Merkle Opening Uniqueness #
When the hash function is injective (Function.Injective2 h), any two
openings at the same leaf index that produce the same putative root must
agree on both the leaf value and the authentication path. This is the
deterministic analog of extractability: the Merkle root uniquely determines
the committed value at each position.
Combined with getPutativeRootWithHash_binding from Binding.lean, this
gives a complete picture of Merkle commitment security:
- Binding (no CR needed): same index, distinct values → hash collision.
- Uniqueness (injective hash): same index, same root → identical opening.
The distinct-index case is not a binding violation — two different leaf positions producing the same root is normal Merkle tree operation.
Main Results #
getPutativeRootWithHash_unique— opening uniqueness under injective hashgetPutativeRootWithHash_roots_ne_of_ne— contrapositive: distinct values at the same index produce distinct roots
References #
- Justin Thaler. Proofs, Arguments, and Zero-Knowledge. §7.3.2.2 (Merkle-tree string commitment binding property)
- Vitalik Buterin.
Binding.lean(PR #384) — same-index collision extraction
Merkle opening uniqueness. When h is injective, two openings at the
same leaf index that produce the same root must agree on both the leaf
value and the entire authentication path.
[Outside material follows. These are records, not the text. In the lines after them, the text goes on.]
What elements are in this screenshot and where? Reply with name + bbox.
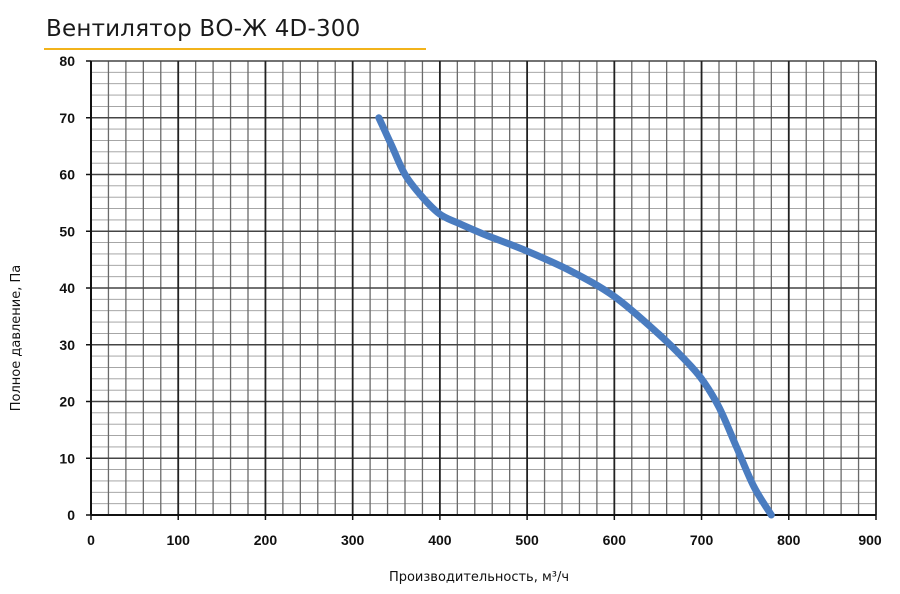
- y-tick-label: 10: [59, 450, 75, 466]
- x-tick-labels: 0 100 200 300 400 500 600 700 800 900: [87, 532, 882, 548]
- x-tick-label: 400: [428, 532, 452, 548]
- series-line: [375, 114, 775, 519]
- x-tick-label: 900: [858, 532, 882, 548]
- x-tick-label: 200: [254, 532, 278, 548]
- x-tick-label: 100: [167, 532, 191, 548]
- y-tick-label: 40: [59, 280, 75, 296]
- y-tick-label: 60: [59, 167, 75, 183]
- y-tick-label: 30: [59, 337, 75, 353]
- y-tick-labels: 0 10 20 30 40 50 60 70 80: [59, 53, 75, 523]
- axes: [86, 60, 877, 520]
- y-tick-label: 80: [59, 53, 75, 69]
- y-axis-label: Полное давление, Па: [9, 265, 24, 412]
- series-layer: [375, 114, 775, 519]
- chart-title: Вентилятор ВО-Ж 4D-300: [46, 16, 361, 42]
- x-tick-label: 300: [341, 532, 365, 548]
- y-tick-label: 50: [59, 223, 75, 239]
- y-tick-label: 20: [59, 394, 75, 410]
- x-tick-label: 600: [603, 532, 627, 548]
- x-axis-label: Производительность, м³/ч: [389, 570, 569, 585]
- x-tick-label: 0: [87, 532, 95, 548]
- x-tick-label: 800: [777, 532, 801, 548]
- title-underline: [44, 48, 426, 50]
- y-tick-label: 0: [67, 507, 75, 523]
- x-tick-label: 500: [515, 532, 539, 548]
- y-tick-label: 70: [59, 110, 75, 126]
- x-tick-label: 700: [690, 532, 714, 548]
Proof: induction on the index. At each internal node, injectivity of h
forces both hash arguments to agree — the sibling (proof head) and the
recursive subtree root. The inductive hypothesis then gives agreement on
the leaf value and the remaining proof elements.
Contrapositive of uniqueness: with an injective hash, distinct leaf values at the same index always produce distinct roots, regardless of the authentication paths used.